Slow Central American immigration with aid

West Virginia’s elected officials, economists and the media frequently discuss the state’s population decline and its impact on the state’s economic future. Hundreds of millions of dollars have been spent on economic development projects, job training, new academic opportunities and workforce development. We are concerned.

We are less concerned by the U.S. open borders policy that is stealing the future from Central American countries. Citizens from Guatemala, Honduras and El Salvador are crossing our border in record numbers. And they are mostly the young or young families — the future of these countries.

Through 2022, 1.1 million Guatemalans crossed the border — about 6% of its population; 1.6 million from Honduras — about 16% of its population; and 1.4 million from El Salvador — about 22% of its population.
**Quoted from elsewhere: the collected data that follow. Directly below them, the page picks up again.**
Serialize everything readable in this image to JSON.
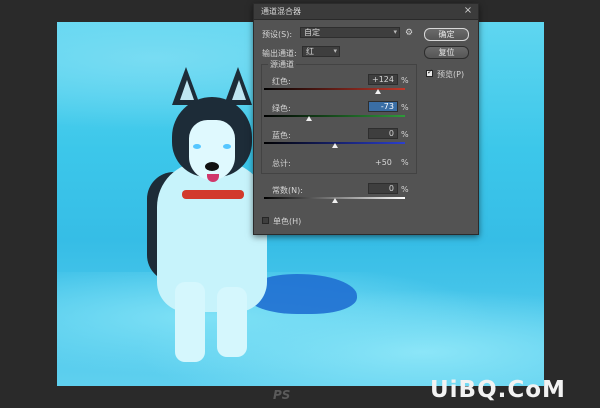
{
  "dialog": {
    "title": "通道混合器",
    "close_glyph": "×",
    "preset_label": "预设(S):",
    "preset_value": "自定",
    "output_channel_label": "输出通道:",
    "output_channel_value": "红",
    "source_channels_label": "源通道",
    "channels": [
      {
        "label": "红色:",
        "value": "+124",
        "unit": "%",
        "level": 124,
        "track_color": "#c0392b"
      },
      {
        "label": "绿色:",
        "value": "-73",
        "unit": "%",
        "level": -73,
        "track_color": "#2e9a3a"
      },
      {
        "label": "蓝色:",
        "value": "0",
        "unit": "%",
        "level": 0,
        "track_color": "#2b3fcf"
      }
    ],
    "total_label": "总计:",
    "total_value": "+50",
    "total_unit": "%",
    "constant_label": "常数(N):",
    "constant_value": "0",
    "constant_unit": "%",
    "constant_level": 0,
    "monochrome_label": "单色(H)",
    "monochrome_checked": false,
    "buttons": {
      "ok": "确定",
      "reset": "复位"
    },
    "preview_label": "预览(P)",
    "preview_checked": true
  },
  "watermarks": {
    "site": "UiBQ.CoM",
    "ps": "PS"
  },
  "icons": {
    "gear": "gear-icon",
    "close": "close-icon",
    "dropdown": "chevron-down-icon"
  }
}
During 2022, U.S. Border Patrol had 231,565 encounters with people from Guatemala; 213,023 from Honduras; and 97,030 from El Salvador.

The Congressional Research Service, in a November 2023 report, cites the root causes of the Central America migration: socio-economic conditions (including food insecurity) and security conditions (violence). So everyone knows the problem, but the U.S. does little to address the problem.

During 2021, the U.S. provided $118 million in economic aid to El Salvador (about the amount designated for the rebuild of the Star City interchange). Honduras received $221 million, while Guatemala received $294 million. The combined total of aid to our three neighbors approximates the amount of economic aid the U.S gave to Senegal. Most people couldn’t find the following countries on a map — Malawi, Mongolia, Zambia, Western Sahara — yet each received more aid than our neighbors.

The U.S. needs to increase aid to our Central American neighbors in order to stem the tide of youth migration into the U.S. We need to provide the people of those countries with a future.